America Ferrera stars as Ana Garcia, a high school girl who wants to go to college, but her parents, Carmen (Lupe Ontiveros of "Selena") and Raul (Jorge Cervera Jr. of "Bulletproof") tell her she must stay at home and help her Aunt Estela (Ingrid Oliu of "Stand and Deliver") at Estela's dressmaking shop. Carmen constantly criticizes Ana because of her weight, even though Carmen is no lightweight herself. She explains to Ana that it is O.K. for her to be heavy because she is married, while Ana is still single. Although Ana is not thin, she is attractive, and she has a boyfriend, Jimmy (Brian Sites), who likes her just the way she is. Ana's other great friend is her kindly grandfather, played by veteran actor Felipe de Alba. Although Ana's father would like to see her go to college, he does not force the issue because his wife is so opposed to the idea.

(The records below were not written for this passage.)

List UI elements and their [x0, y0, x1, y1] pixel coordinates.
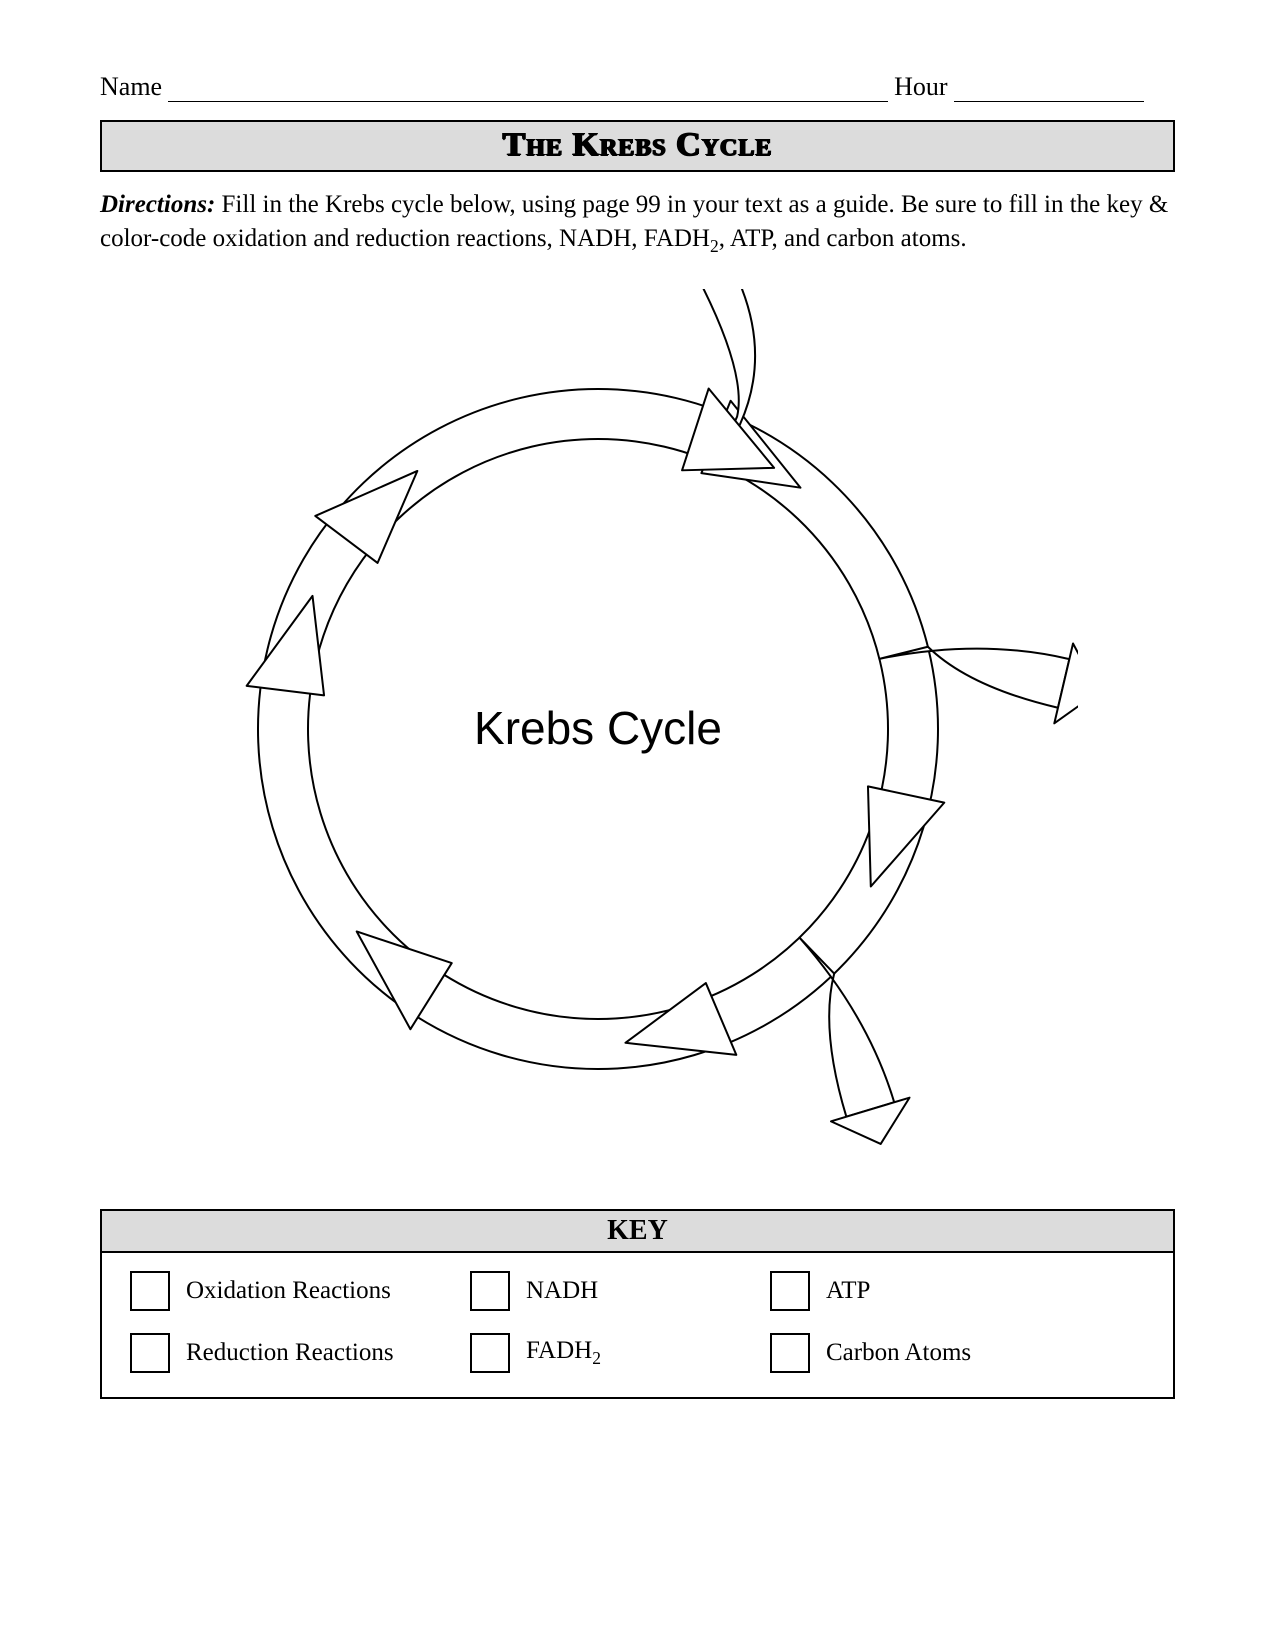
key-title: KEY [102, 1211, 1173, 1253]
directions-label: Directions: [100, 191, 215, 218]
page-title: The Krebs Cycle [503, 126, 773, 163]
key-item: Reduction Reactions [130, 1333, 470, 1373]
key-item-label: Reduction Reactions [186, 1339, 394, 1367]
key-body: Oxidation Reactions NADH ATP Reduction Reac… [102, 1253, 1173, 1397]
key-row: Oxidation Reactions NADH ATP [130, 1271, 1145, 1311]
key-item: Oxidation Reactions [130, 1271, 470, 1311]
title-box: The Krebs Cycle [100, 120, 1175, 172]
key-item-label: FADH2 [526, 1337, 601, 1369]
name-blank[interactable] [168, 70, 888, 102]
worksheet-page: Name Hour The Krebs Cycle Directions: Fi… [0, 0, 1275, 1650]
key-swatch[interactable] [130, 1333, 170, 1373]
hour-label: Hour [894, 72, 947, 102]
key-row: Reduction Reactions FADH2 Carbon Atoms [130, 1333, 1145, 1373]
key-item-label: Oxidation Reactions [186, 1277, 391, 1305]
name-hour-line: Name Hour [100, 70, 1175, 102]
key-box: KEY Oxidation Reactions NADH ATP Reduction … [100, 1209, 1175, 1399]
key-swatch[interactable] [770, 1271, 810, 1311]
hour-blank[interactable] [954, 70, 1144, 102]
key-swatch[interactable] [130, 1271, 170, 1311]
key-item-label: NADH [526, 1277, 598, 1305]
diagram-container: Krebs Cycle [100, 289, 1175, 1169]
krebs-cycle-diagram: Krebs Cycle [198, 289, 1078, 1169]
key-item-label: Carbon Atoms [826, 1339, 971, 1367]
cycle-center-label: Krebs Cycle [474, 702, 722, 754]
key-swatch[interactable] [470, 1333, 510, 1373]
key-swatch[interactable] [770, 1333, 810, 1373]
key-swatch[interactable] [470, 1271, 510, 1311]
key-item-label: ATP [826, 1277, 870, 1305]
directions-sub: 2 [710, 236, 719, 256]
directions-text-a: Fill in the Krebs cycle below, using pag… [100, 191, 1168, 252]
key-item: FADH2 [470, 1333, 770, 1373]
directions-text-b: , ATP, and carbon atoms. [719, 225, 967, 252]
key-item: Carbon Atoms [770, 1333, 1030, 1373]
name-label: Name [100, 72, 162, 102]
key-item: ATP [770, 1271, 1030, 1311]
directions: Directions: Fill in the Krebs cycle belo… [100, 188, 1175, 258]
key-item: NADH [470, 1271, 770, 1311]
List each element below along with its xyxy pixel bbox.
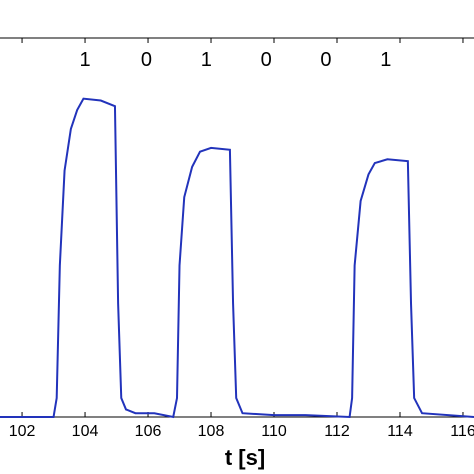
bit-label: 0 <box>141 49 152 71</box>
x-tick-label: 106 <box>135 423 162 440</box>
x-tick-label: 104 <box>72 423 99 440</box>
bit-label: 0 <box>261 49 272 71</box>
x-tick-label: 102 <box>9 423 36 440</box>
bit-label: 1 <box>201 49 212 71</box>
bit-label: 0 <box>320 49 331 71</box>
x-tick-label: 116 <box>450 423 474 440</box>
x-tick-label: 108 <box>198 423 225 440</box>
x-axis-label: t [s] <box>225 445 265 470</box>
signal-line <box>0 97 474 419</box>
bit-label: 1 <box>79 49 90 71</box>
x-tick-label: 114 <box>387 423 413 440</box>
bit-label: 1 <box>380 49 391 71</box>
x-tick-label: 112 <box>324 423 350 440</box>
x-tick-label: 110 <box>261 423 287 440</box>
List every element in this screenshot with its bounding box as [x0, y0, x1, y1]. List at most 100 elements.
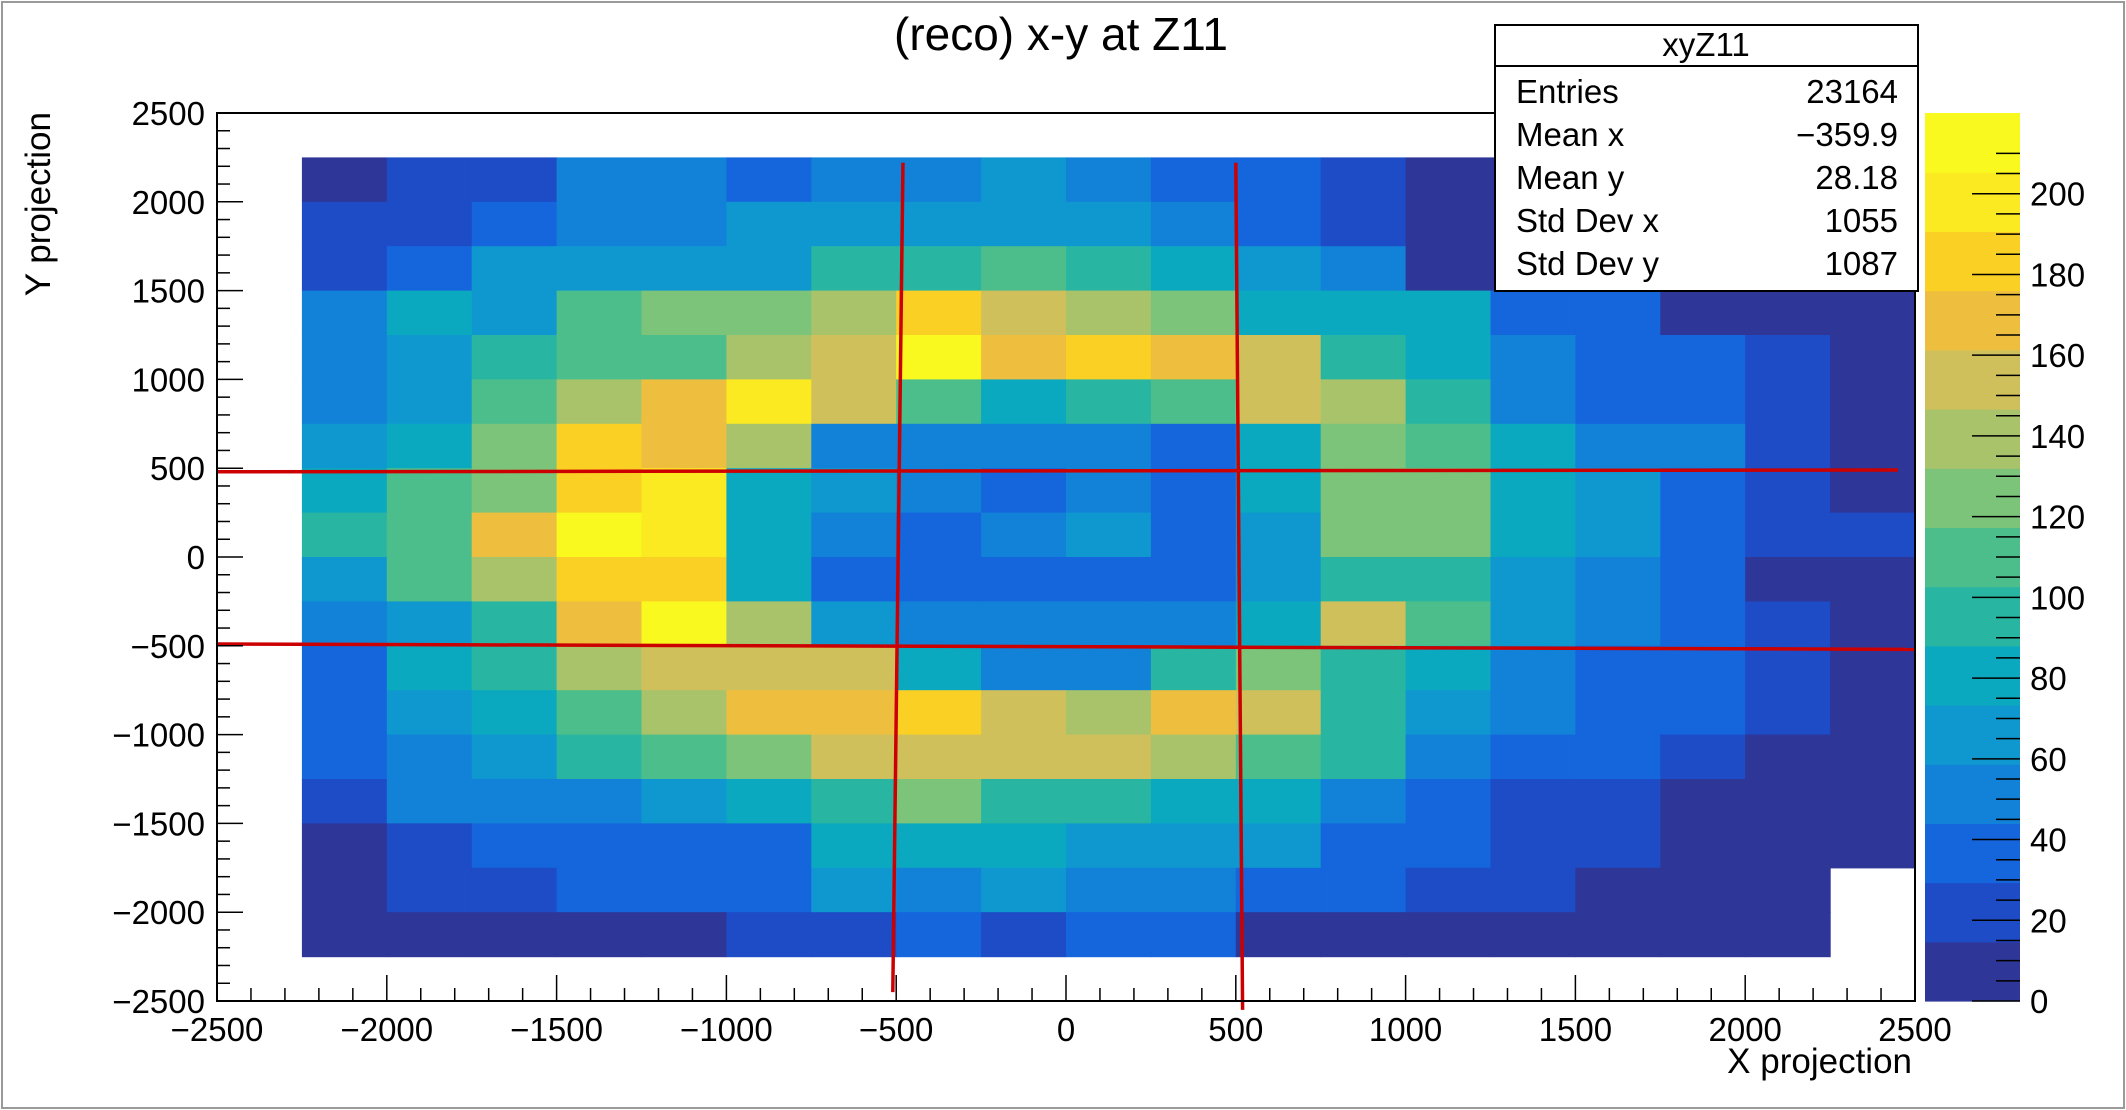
heatmap-cell [386, 690, 473, 736]
heatmap-cell [981, 912, 1067, 958]
heatmap-cell [1320, 512, 1407, 558]
heatmap-cell [386, 379, 473, 425]
color-scale-band [1925, 764, 2020, 824]
heatmap-cell [896, 779, 982, 824]
heatmap-cell [1405, 290, 1492, 336]
overlay-line [216, 468, 1899, 474]
heatmap-cell [811, 290, 897, 336]
heatmap-cell [1660, 867, 1746, 913]
x-tick-label: 1000 [1369, 1011, 1442, 1048]
overlay-line [216, 642, 1916, 652]
color-scale: 0 20 40 60 80 100 120 140 160 180 200 [1925, 113, 2085, 1020]
heatmap-cell [726, 423, 812, 469]
heatmap-cell [1745, 690, 1831, 736]
stats-value: 28.18 [1815, 159, 1898, 196]
heatmap-cell [896, 557, 982, 602]
heatmap-cell [1575, 690, 1661, 736]
heatmap-cell [1235, 734, 1322, 780]
x-tick-label: 2500 [1878, 1011, 1951, 1048]
heatmap-cell [556, 912, 643, 958]
heatmap-cell [1320, 867, 1407, 913]
heatmap-cell [556, 690, 643, 736]
x-tick-label: 1500 [1539, 1011, 1612, 1048]
heatmap-cell [1405, 734, 1492, 780]
heatmap-cell [896, 912, 982, 958]
heatmap-cell [1830, 690, 1916, 736]
heatmap-cell [726, 379, 812, 425]
heatmap-cell [301, 912, 388, 958]
heatmap-cell [1660, 557, 1746, 602]
heatmap-cell [1235, 246, 1322, 292]
stats-box-name: xyZ11 [1662, 26, 1749, 63]
color-scale-label: 180 [2030, 256, 2085, 293]
heatmap-cell [1320, 779, 1407, 824]
axes: −2500 −2000 −1500 −1000 −500 0 500 1000 1500 2000… [112, 95, 1951, 1048]
heatmap-cell [896, 734, 982, 780]
heatmap-cell [641, 823, 727, 869]
heatmap-cell [641, 201, 727, 247]
heatmap-cell [1490, 423, 1576, 469]
heatmap-cell [1320, 157, 1407, 203]
heatmap-cell [1575, 335, 1661, 380]
heatmap-cell [1320, 468, 1407, 514]
heatmap-cell [641, 423, 727, 469]
heatmap-cell [1066, 645, 1152, 691]
heatmap-cell [896, 601, 982, 647]
heatmap-cell [1405, 157, 1492, 203]
heatmap-cell [301, 335, 388, 380]
heatmap-cell [981, 335, 1067, 380]
heatmap-cell [1320, 423, 1407, 469]
y-tick-label: −1000 [112, 717, 205, 754]
x-tick-label: 500 [1208, 1011, 1263, 1048]
color-scale-band [1925, 586, 2020, 647]
heatmap-cell [726, 690, 812, 736]
heatmap-cell [1150, 335, 1237, 380]
heatmap-cell [981, 557, 1067, 602]
heatmap-cell [811, 468, 897, 514]
heatmap-cell [386, 246, 473, 292]
heatmap-cell [726, 468, 812, 514]
heatmap-cell [1235, 379, 1322, 425]
x-tick-label: −500 [859, 1011, 933, 1048]
color-scale-band [1925, 882, 2020, 943]
color-scale-band [1925, 705, 2020, 765]
heatmap-cell [471, 423, 558, 469]
heatmap-cell [641, 157, 727, 203]
heatmap-cell [386, 823, 473, 869]
heatmap-cell [811, 601, 897, 647]
heatmap-cell [386, 468, 473, 514]
heatmap-cell [386, 734, 473, 780]
heatmap-cell [641, 867, 727, 913]
heatmap-cell [896, 512, 982, 558]
heatmap-cell [641, 290, 727, 336]
heatmap-cell [386, 912, 473, 958]
heatmap-cell [1320, 335, 1407, 380]
heatmap-cell [1745, 335, 1831, 380]
heatmap-cell [1660, 423, 1746, 469]
heatmap-cell [726, 246, 812, 292]
heatmap-cell [1575, 867, 1661, 913]
y-tick-label: 2500 [132, 95, 205, 132]
color-scale-band [1925, 645, 2020, 706]
heatmap-cell [1320, 823, 1407, 869]
heatmap-cell [1405, 201, 1492, 247]
stats-box-frame [1494, 24, 1919, 292]
heatmap-cell [981, 601, 1067, 647]
heatmap-cell [1660, 512, 1746, 558]
heatmap-cell [726, 157, 812, 203]
overlay-line [891, 162, 905, 993]
heatmap-cell [1066, 823, 1152, 869]
heatmap-cell [1830, 557, 1916, 602]
heatmap-cell [471, 912, 558, 958]
heatmap-cell [1066, 246, 1152, 292]
heatmap-cell [386, 779, 473, 824]
heatmap-cell [471, 290, 558, 336]
heatmap-cell [726, 823, 812, 869]
heatmap-cell [1490, 379, 1576, 425]
heatmap-cell [556, 468, 643, 514]
heatmap-cell [1405, 779, 1492, 824]
heatmap-cell [641, 601, 727, 647]
stats-label: Mean x [1516, 116, 1625, 153]
heatmap-cell [641, 645, 727, 691]
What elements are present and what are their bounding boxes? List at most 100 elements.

Ana's mother, Carmen, really plays the heavy in this film. Although Carmen presumably wants what is best for Ana, she doesn't treat her very well. It turns out there are some reasons why Carmen behaves as she does, but she doesn't come across as a very sympathetic character. Ana also has her faults, but she at least comes across as more reasonable. Estela is also an interesting character. It turns out she is under a lot of strain trying to run her own business. At one point Ana says she never realized how hard Estela worked until she began working in the dress shop. These are well-rounded characters in more ways than one. The acting is excellent in the film and the story is very solid. Character development is also excellent. This is one of those movies which make you want to know what happens to the characters later on. One thing's for sure, I'd like to think like Ana goes on to have the success and happiness she deserves. The cinematography, by Jim Denault ("Boys Don't Cry") is also very good. This film rates a B.